La médiation, une pratique en expansion
La médiation correspond à un mode de règlement alternatif des conflits. Il s’agit d’éviter de recourir à la justice pour régler les litiges en préservant les intérêts de chacune des parties afin de leur permettre de continuer à travailler ensemble. Cette solution doit faciliter le dialogue entre les acteurs tout en appelant le respect des textes. Une médiation peut être individuelle (entreprise) ou collective (groupement collectif). Les demandes se multiplient, et le taux de satisfaction s’élève à environ 85 %. Chaque région de France comprend 2 médiateurs régionaux. Une charte a été rédigée. La médiation vise à régler les litiges entre entités privées, mais aussi vis-à-vis des pouvoirs publics. La spécificité française des relations entre donneurs d’ordre et sous-traitants est marquée par un rapport de force très désavantageux pour ces derniers. La consolidation majeure de l’action de l’État dans la médiation est à souhaiter, car il me paraît le seul à pouvoir discuter avec les quelques grands leaders du secteur. L’urgence consiste à faire évoluer le système de production pour que les grands groupes apprennent à protéger leurs soustraitants.

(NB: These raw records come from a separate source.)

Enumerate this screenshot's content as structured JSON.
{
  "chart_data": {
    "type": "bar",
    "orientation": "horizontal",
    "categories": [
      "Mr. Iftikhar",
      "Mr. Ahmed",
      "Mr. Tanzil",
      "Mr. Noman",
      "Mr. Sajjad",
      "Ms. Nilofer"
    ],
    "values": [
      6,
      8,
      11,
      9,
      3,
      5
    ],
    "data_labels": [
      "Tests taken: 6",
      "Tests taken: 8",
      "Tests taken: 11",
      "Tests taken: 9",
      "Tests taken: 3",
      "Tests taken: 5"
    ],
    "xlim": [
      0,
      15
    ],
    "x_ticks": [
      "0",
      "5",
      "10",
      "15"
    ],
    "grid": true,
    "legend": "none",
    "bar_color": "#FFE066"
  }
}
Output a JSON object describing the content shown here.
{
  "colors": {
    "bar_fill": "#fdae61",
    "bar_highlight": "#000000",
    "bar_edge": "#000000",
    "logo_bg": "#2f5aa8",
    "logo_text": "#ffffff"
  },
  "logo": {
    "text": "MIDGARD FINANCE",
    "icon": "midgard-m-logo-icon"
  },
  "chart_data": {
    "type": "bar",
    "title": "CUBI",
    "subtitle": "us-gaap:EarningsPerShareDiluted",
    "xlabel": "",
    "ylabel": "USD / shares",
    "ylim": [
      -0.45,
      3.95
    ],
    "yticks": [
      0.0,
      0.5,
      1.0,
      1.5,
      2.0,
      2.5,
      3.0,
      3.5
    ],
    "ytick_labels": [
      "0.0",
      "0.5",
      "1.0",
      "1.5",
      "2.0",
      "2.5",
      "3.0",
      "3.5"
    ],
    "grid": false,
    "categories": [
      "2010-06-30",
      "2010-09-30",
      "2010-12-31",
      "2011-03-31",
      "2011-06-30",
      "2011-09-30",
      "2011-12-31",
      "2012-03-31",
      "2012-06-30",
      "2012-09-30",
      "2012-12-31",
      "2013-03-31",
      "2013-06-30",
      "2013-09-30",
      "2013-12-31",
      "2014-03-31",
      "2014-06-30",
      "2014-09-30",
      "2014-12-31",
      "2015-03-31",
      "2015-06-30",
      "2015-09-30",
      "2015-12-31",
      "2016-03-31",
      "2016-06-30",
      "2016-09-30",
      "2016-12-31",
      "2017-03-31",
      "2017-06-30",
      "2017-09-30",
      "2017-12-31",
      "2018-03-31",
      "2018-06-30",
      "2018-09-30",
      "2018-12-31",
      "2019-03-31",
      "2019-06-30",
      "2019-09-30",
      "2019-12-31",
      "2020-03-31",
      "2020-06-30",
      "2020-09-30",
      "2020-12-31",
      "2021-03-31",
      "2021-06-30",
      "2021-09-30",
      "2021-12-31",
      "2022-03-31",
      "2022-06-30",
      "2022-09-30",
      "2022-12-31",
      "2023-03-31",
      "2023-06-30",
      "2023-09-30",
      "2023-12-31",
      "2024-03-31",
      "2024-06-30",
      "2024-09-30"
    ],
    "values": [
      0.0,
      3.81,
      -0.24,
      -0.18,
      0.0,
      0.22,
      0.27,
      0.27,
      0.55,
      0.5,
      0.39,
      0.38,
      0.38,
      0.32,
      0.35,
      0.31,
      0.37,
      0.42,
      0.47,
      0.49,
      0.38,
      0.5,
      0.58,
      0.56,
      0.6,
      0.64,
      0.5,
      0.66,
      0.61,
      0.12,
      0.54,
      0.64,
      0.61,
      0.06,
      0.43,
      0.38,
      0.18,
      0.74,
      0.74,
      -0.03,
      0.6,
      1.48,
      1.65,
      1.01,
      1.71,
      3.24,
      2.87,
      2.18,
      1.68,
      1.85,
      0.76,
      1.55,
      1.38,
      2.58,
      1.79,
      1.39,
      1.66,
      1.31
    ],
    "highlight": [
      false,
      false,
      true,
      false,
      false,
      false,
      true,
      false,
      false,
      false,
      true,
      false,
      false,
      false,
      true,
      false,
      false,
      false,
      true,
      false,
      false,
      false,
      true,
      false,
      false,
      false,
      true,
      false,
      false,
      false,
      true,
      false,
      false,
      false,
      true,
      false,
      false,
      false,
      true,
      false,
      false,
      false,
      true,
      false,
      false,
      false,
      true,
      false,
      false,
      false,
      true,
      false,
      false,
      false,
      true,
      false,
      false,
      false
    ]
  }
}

Les PME doivent faire valoir leur poids économique
En clôture de ce colloque, Laurent Vronski a tenu un discours mobilisateur, rappelant que les recettes fiscales viennent du portefeuille des contribuables et de celui des PME, qui représentent 80 % des effectifs salariés en France, 57 % de la valeur ajoutée, 40 % des exportations et les deux tiers des investissements. Les entrepreneurs doivent jouer le rôle de force de proposition auprès des pouvoirs publics pour influencer les projets de loi, proposer des solutions concrètes et réformer le système. Il est beaucoup trop tôt pour jeter l’éponge et les entreprises doivent se mobiliser, notamment à travers leurs organisations. Au vu de la crise économique actuelle, les prochains décideurs politiques devront remettre l’accent sur la production, donc sur les PME. Même si la concentration au niveau mondial progresse, les marchés régionaux demeurent dynamiques. Les entreprises qui se développent souhaitent travailler avec des sous-traitants du même niveau de qualité qu’elles-mêmes, ce qui implique que l’ensemble de la filière doit progresser.
que faire ?
La situation est sérieuse puisque les banques font face elles aussi à une tension dans leur activité.
Le chef d’entreprise doit plutôt envisager d’emprunter à taux fixe et à long terme, quitte à réduire le chiffre d’affaires, et de renforcer ses fonds propres. Cette augmentation nécessite de dégager des résultats. Le suivi méthodique du niveau de trésorerie est indispensable. Cette gestion doit s’accompagner du choix des options stratégiques pour l’avenir de l’entreprise, son organisation, ses compétences et la réflexion sur son coeur de métier et ses diversifications envisageables.
La croissance est toujours possible. Simplement, il s’agit d’une autre croissance, d’une qualité écologique supérieure. Les économies d’énergie, l’isolation des bâtiments anciens devraient être intégrés dans la stratégie à adopter si la rupture vient.